The 12WBT is only in pre-season; I'm trying to use this time to really get in the right headspace and iron out any hiccups. Mostly working on the food, because with my partner away and school not back for another week and a half, it's hard to get any exercise more strenuous than just walking and playing with the kids. I pulled out the Wii Fit for 40 minutes, but still only burned just under 200 calories - it just really doesn't burn that many.
So, what are my biggest issues with food?
First things first
Breakfast. Even when I was very fit as a teen, breakfast was an issue for me. I don't like the typical easy breakfast foods (cereal, toast) and I just don't feel like eating in the morning. I'm one of those people that could go right through until about 2pm hardly eating anything - of course the problem there is firstly that my metabolism wasn't getting kick-started, and secondly that I ate heaps at night to make up for it.
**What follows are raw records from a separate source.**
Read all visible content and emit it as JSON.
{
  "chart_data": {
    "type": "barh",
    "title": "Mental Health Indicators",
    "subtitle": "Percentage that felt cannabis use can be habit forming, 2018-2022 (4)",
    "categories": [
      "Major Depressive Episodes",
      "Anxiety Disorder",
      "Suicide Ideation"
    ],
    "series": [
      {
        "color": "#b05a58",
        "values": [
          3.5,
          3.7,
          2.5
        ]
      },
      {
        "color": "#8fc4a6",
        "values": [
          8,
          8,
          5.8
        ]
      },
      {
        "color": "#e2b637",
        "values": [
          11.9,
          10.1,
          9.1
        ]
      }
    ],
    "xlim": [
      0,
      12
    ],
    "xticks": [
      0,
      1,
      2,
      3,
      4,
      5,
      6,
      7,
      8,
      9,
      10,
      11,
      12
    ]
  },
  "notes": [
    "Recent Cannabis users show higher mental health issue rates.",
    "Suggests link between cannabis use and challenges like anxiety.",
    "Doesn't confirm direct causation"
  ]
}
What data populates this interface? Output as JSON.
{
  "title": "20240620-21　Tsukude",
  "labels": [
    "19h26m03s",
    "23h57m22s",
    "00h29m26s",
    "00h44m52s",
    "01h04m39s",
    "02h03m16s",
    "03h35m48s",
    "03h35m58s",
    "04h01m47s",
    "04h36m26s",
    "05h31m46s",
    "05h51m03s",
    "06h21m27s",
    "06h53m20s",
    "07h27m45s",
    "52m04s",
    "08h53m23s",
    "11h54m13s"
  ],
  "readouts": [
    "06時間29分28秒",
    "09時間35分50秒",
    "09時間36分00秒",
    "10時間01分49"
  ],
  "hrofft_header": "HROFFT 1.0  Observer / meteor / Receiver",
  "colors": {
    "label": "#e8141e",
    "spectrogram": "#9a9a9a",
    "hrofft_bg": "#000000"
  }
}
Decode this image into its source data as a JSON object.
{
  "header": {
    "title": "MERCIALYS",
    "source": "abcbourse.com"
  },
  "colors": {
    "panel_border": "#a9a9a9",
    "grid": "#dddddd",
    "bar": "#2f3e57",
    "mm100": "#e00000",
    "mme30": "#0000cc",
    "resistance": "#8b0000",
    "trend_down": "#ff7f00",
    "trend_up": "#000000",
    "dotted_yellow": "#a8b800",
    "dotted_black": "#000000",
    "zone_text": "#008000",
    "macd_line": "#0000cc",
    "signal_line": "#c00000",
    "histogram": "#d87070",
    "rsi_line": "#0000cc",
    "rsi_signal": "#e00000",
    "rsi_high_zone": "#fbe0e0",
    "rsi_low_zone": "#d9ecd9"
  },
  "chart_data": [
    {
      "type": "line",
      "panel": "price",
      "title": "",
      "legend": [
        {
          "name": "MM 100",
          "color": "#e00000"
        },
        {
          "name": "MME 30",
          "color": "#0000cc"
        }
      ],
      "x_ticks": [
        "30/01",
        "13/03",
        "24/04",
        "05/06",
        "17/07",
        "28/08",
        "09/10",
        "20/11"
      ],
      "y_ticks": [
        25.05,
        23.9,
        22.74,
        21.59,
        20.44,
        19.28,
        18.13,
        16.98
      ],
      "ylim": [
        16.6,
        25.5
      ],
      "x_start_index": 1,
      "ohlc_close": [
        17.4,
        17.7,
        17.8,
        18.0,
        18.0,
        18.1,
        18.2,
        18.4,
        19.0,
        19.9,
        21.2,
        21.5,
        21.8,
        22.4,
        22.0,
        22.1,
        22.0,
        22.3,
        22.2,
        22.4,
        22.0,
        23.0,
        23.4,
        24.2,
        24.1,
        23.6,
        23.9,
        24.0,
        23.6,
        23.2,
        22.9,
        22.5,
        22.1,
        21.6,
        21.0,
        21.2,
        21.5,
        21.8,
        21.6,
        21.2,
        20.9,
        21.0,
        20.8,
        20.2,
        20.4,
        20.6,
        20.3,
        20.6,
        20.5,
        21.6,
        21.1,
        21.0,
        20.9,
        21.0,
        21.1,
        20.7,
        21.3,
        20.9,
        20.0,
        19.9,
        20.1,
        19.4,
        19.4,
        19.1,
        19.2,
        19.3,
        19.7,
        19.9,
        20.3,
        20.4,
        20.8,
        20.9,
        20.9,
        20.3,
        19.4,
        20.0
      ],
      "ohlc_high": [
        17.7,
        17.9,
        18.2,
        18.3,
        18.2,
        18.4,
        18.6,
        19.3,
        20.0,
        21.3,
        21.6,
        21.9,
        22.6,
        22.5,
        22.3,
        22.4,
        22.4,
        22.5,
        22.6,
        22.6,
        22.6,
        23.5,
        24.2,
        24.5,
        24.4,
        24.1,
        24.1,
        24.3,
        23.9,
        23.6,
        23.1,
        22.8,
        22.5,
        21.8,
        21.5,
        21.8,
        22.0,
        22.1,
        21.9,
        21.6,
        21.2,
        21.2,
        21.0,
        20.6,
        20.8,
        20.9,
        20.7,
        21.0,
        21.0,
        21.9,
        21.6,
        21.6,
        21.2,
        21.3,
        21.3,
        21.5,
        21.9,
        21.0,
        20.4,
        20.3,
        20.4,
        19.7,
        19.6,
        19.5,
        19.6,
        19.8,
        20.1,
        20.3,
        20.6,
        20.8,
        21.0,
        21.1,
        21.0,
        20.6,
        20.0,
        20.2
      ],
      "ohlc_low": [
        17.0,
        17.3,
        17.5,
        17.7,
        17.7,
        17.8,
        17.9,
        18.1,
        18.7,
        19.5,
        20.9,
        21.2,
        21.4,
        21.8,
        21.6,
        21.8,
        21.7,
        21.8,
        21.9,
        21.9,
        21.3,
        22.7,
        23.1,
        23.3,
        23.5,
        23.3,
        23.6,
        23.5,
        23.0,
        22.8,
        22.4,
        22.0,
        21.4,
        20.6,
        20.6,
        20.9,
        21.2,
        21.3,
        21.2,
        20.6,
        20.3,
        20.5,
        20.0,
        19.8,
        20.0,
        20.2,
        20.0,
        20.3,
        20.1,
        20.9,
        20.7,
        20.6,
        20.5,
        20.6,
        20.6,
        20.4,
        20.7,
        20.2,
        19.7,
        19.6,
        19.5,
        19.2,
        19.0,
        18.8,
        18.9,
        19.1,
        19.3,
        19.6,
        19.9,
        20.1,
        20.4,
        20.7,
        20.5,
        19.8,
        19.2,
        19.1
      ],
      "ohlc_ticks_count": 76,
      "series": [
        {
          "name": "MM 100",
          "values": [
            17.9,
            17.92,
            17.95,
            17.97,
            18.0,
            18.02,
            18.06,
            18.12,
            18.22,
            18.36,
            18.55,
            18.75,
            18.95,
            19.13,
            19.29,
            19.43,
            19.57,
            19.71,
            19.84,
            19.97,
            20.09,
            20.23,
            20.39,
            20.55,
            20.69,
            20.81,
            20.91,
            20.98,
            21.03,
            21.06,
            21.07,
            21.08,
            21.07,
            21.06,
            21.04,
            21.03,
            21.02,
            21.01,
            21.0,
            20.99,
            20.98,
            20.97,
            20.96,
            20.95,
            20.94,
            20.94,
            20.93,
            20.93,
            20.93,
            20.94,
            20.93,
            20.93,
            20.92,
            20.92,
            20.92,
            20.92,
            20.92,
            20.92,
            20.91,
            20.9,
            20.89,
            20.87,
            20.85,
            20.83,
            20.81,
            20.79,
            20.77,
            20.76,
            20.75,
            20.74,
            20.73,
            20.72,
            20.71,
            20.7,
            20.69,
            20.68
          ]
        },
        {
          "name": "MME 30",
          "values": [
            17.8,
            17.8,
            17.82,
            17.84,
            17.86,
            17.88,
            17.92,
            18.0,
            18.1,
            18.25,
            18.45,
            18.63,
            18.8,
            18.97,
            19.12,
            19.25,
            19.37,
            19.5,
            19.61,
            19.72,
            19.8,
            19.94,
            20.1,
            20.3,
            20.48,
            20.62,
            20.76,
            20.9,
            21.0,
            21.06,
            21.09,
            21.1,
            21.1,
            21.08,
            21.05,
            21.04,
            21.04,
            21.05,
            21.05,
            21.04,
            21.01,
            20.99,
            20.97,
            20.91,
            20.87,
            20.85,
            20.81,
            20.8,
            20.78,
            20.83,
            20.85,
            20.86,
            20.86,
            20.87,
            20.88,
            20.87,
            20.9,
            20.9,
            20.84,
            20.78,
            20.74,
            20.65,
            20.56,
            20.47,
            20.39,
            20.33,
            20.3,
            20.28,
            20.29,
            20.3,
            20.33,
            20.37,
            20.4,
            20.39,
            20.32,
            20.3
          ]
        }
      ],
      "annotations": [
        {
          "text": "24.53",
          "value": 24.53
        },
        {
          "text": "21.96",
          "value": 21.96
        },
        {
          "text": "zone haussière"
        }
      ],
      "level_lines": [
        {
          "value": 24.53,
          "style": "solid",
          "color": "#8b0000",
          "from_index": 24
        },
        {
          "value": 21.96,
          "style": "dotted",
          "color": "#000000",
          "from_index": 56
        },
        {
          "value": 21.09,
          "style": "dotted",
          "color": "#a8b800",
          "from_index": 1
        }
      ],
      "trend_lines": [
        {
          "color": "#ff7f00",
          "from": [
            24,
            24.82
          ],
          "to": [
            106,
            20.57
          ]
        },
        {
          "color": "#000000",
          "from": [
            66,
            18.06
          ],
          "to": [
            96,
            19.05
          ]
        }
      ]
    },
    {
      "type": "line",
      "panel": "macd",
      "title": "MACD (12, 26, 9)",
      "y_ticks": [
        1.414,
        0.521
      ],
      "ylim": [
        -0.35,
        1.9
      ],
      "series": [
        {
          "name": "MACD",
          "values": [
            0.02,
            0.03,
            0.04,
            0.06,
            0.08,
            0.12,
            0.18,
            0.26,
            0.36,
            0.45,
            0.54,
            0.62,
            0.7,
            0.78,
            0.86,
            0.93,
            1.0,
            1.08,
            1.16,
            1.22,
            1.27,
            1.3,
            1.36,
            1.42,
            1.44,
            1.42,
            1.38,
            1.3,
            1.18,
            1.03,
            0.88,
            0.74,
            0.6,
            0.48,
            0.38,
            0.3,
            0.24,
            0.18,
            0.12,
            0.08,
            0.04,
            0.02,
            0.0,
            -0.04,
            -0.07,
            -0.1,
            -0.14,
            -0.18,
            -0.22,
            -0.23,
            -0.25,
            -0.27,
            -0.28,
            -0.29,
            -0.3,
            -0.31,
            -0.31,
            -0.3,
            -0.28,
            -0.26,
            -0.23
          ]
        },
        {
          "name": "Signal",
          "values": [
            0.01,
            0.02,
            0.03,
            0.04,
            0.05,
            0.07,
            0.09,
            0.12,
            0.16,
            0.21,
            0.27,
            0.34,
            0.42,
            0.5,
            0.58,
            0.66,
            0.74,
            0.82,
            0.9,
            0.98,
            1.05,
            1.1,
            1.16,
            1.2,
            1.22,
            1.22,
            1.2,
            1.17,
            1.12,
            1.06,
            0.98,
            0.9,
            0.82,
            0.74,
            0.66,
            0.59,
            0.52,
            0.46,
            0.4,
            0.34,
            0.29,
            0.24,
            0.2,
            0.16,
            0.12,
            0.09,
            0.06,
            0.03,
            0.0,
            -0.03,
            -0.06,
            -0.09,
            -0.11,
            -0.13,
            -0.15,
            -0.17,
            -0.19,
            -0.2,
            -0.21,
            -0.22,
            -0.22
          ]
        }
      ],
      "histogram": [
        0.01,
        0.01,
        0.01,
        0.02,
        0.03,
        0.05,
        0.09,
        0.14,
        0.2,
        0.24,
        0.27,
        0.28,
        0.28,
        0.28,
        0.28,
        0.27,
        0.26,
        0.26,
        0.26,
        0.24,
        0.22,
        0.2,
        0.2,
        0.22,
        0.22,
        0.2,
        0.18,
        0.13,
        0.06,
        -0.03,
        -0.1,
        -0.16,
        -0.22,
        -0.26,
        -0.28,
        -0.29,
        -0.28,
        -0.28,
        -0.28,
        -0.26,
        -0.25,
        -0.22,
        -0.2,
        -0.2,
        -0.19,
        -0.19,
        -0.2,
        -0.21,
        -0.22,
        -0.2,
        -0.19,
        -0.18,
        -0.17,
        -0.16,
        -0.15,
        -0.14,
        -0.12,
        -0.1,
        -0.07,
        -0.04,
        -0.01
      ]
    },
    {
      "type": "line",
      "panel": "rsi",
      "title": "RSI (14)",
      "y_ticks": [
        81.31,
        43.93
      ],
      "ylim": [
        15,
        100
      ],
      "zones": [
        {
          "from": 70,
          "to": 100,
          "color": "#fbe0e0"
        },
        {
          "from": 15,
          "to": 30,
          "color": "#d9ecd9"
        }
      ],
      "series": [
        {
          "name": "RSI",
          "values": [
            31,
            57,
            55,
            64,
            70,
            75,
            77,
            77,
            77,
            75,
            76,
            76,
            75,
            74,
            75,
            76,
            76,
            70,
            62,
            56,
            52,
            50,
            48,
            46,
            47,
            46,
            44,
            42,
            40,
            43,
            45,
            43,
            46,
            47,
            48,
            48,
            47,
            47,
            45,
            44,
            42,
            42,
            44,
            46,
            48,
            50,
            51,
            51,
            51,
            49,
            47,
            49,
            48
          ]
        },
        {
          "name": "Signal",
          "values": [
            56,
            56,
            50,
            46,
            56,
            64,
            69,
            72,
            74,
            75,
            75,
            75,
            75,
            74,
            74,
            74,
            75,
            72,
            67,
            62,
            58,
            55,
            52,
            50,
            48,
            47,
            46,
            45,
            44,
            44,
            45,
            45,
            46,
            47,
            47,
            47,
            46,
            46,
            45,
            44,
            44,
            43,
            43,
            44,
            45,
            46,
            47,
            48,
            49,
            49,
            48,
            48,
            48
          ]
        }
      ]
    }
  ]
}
I'm working on it. I have my breakfasts planned, and I will make them, even though that means getting up earlier. I'll pick a couple that are easiest for me, and use them over and over. If all else fails, I'll boil an egg and grab a piece of fruit.
I suffer from social anxiety. I am one of those people who hangs out by the food table at a gathering, because if I'm eating, I don't have to talk to people. Plus, the people I socialise with make awesome food, and most of it is healthy-ish, in that it's home-made from real, wholefood ingredients. Healthy in small doses, not if I eat five of those muffins even if they *are* made with wholemeal flour, nuts and minimal sugar.
What am I going to do about it? I haven't worked that out yet. I guess it is time to push beyond that comfort zone, to stay away from the food table and work on striking up conversations.
Fear of failure
I don't want to say "I am changing the way I eat", or "I am going to lose weight", because what if I don't? Everyone will know I've failed!
This blog is that work in progress! I've told my partner and some friends that I am doing this. Hopefully that is enough.
It all comes down to this in the end
Night times are my downfall. I am - no, wait, I was, an emotional eater. All the stresses add up and when I finally get all the children to bed, that is MY time, and I need to reward myself ... by eating. Eating the things that I don't want the children to eat or to see me eating.
Well, while my partner is away, there won't be any late-night shop runs to buy junk, so if there's no junk in the house, I can't eat it. It's not as simple as that, because I could eat six pieces of toast and that would still be a bad thing. Hell, I have a Thermomix, I could make custard in seven minutes with virtually no effort.
But, I won't. I just won't.
Tonight I hopped on the Wii instead. So, even if I only burned 200 calories, I didn't take any in, which is a huge thing for me. I have a deadline on Friday morning so it's not bedtime yet, but I will not eat. I am not hungry (that is the truth! It's all habit).